Window on Eurasia: Moscow Schools Hope to Overcome Their Pupils’ Dislike of Migrant Children

Paul Goble

Vienna, December 28 -- Seventy-five percent of pupils in Moscow schools say they are “negatively inclined” toward children whose parents have arrived in their city from non-Russian areas, but school officials have been stymied in their efforts to address this problem by a lack of funds, scheduling difficulties, and the opposition of parents.
On Wednesday, the capital’s education department held a press conference to show off two new textbooks its staff have prepared to help integrate the 30,000 pupils in the Moscow school system who do not speak Russian as a native language, Komsomol’skaya Pravda reported yesterday (http://www.kp.ru/daily/24026.4/91636/print/).
The books, one for kindergarteners and a second for those in the first several grades, are intended to help the non-Russian arrivals adapt to Russian realities, but they also present a picture of multi-cultural cooperation that sadly is not very much in evidence either in the schools or in the society at large.
On the cover of one of the textbooks “little children of all skin colors are smiling,” the paper said.
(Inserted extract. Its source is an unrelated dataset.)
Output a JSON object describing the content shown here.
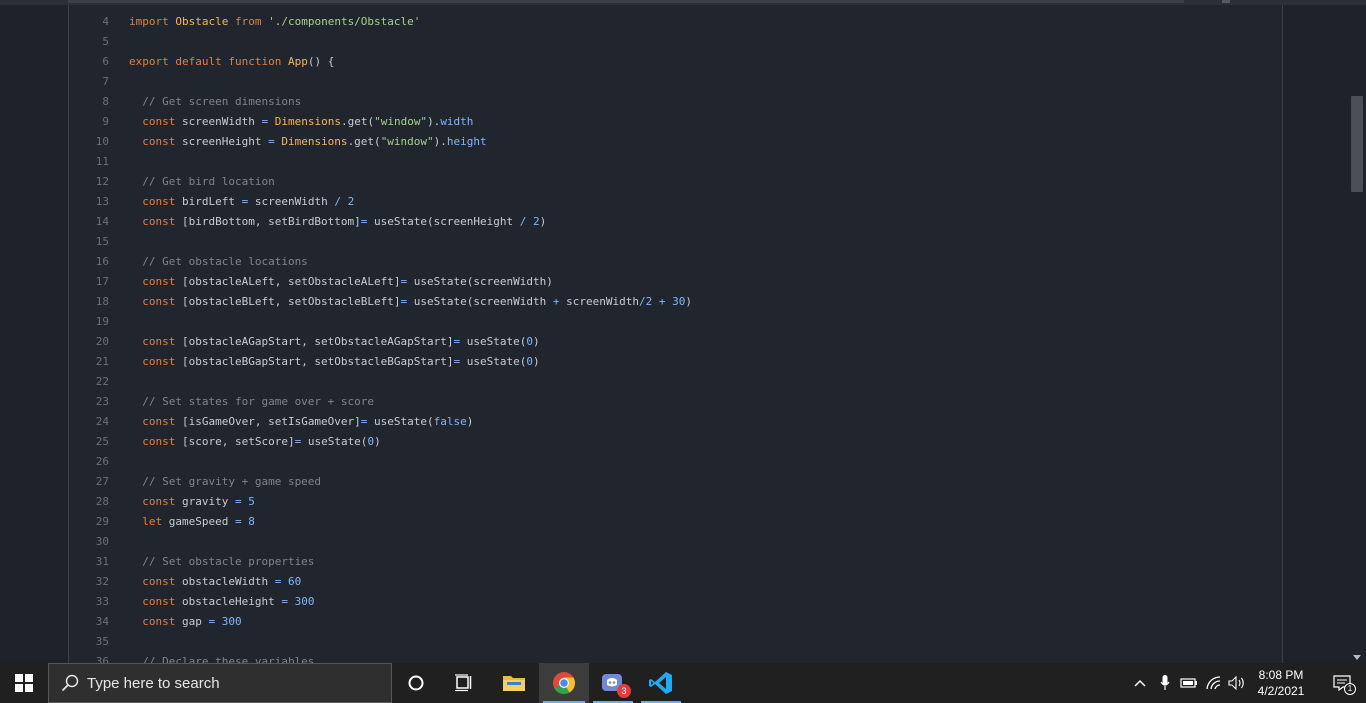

Inside the pupils are told what the Russian state shield is, who the president is, and why people need a government. And the pictures on its pages are signed by ethnic Russians, Buryats, Chechens and Tatars.
School officials said that they had devoted four years and some 350,000 rubles (14,000 U.S. dollars) to the preparation of these books which they hope will reduce the tensions between native Muscovites and new arrivals that are reflected in the poll results mentioned above.
But so far, they have not been able to overcome not only the consequences of such low levels of funding but two other problems as well. On the one hand, “Komsomol’skaya Pravda” reported, officials say that there is no gap in the curriculum for a new class where these texts could be employed.
And on the other, both the pupils themselves and their parents -- both native Muscovites and the migrants -- have been vocal in their objections to introducing tolerance courses because that would reduce the amount of time the students have to acquire the knowledge they need to succeed in more advanced grades.
Native Muscovite parents frequently have opposed the opening of special schools for migrants, believing that such institutions take funds away from the education of their own children. And migrant parents generally appear to believe that their children will get more benefits from normal courses than from any tolerance program.
Consequently, as the newspaper pointed out, the good intentions of the school system seem likely to founder on the harsh realities of the world in which Moscow schools exist -- unless, as some teachers have suggested, these texts designed to produce tolerance might be included in existing courses on “the world around us.”